HDS: This year marks the 50th anniversary of Earth Day. What's your view of how the movement has evolved over the last half century? Do you have any plans to mark this occasion?
DM: The first Earth Day accomplished three things. It expanded public awareness of environmental concerns, unified the diverse strands of the environmental movement, and aligned environmentalism with a set of social justice movements generally regarded as “progressive” or “leftist”: socialism, anti-racism, feminism, and queer liberation.

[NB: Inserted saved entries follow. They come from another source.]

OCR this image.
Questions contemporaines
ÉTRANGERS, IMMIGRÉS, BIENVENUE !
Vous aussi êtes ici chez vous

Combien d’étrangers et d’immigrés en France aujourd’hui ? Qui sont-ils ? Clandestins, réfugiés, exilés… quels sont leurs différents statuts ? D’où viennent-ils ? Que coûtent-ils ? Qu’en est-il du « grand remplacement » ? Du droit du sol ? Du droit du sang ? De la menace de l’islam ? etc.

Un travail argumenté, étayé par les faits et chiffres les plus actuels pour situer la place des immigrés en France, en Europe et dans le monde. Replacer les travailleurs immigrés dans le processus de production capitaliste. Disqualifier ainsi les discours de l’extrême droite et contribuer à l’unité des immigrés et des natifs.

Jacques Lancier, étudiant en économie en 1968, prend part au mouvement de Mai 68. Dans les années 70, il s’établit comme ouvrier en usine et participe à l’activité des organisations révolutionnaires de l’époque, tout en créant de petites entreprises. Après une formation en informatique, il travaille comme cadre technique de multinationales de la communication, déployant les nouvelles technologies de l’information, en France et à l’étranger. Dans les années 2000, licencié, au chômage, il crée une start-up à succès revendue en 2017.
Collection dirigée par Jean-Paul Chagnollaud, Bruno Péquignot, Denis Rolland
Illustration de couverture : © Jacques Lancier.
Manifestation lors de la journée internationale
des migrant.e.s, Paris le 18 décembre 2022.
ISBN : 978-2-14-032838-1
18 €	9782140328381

Before 1970, by contrast, wilderness preservation was often separate from organic agriculture, and both were as likely to make political alliances on the right as on the left. Since 1970, public awareness has continued to expand, albeit in fits and starts, and the leftist alliances are as strong as ever, evident in proposals for a Green New Deal that would address wealth inequality and ecological imbalance simultaneously.
I will confess that the coronavirus pandemic has drawn my own attention away from Earth Day 2020. But the global response to the pandemic has given environmentalists a powerful new tool. We now know that humanity is willing to suspend business as usual, even to risk our prosperity, when it becomes crystal clear that lives are at stake. The World Health Organization projects an annual loss of 250,000 human lives due to climate change, and one third of all species are also at risk in the next half century. Our challenge as environmentalists is to make these realities so evident that action will be unstoppable.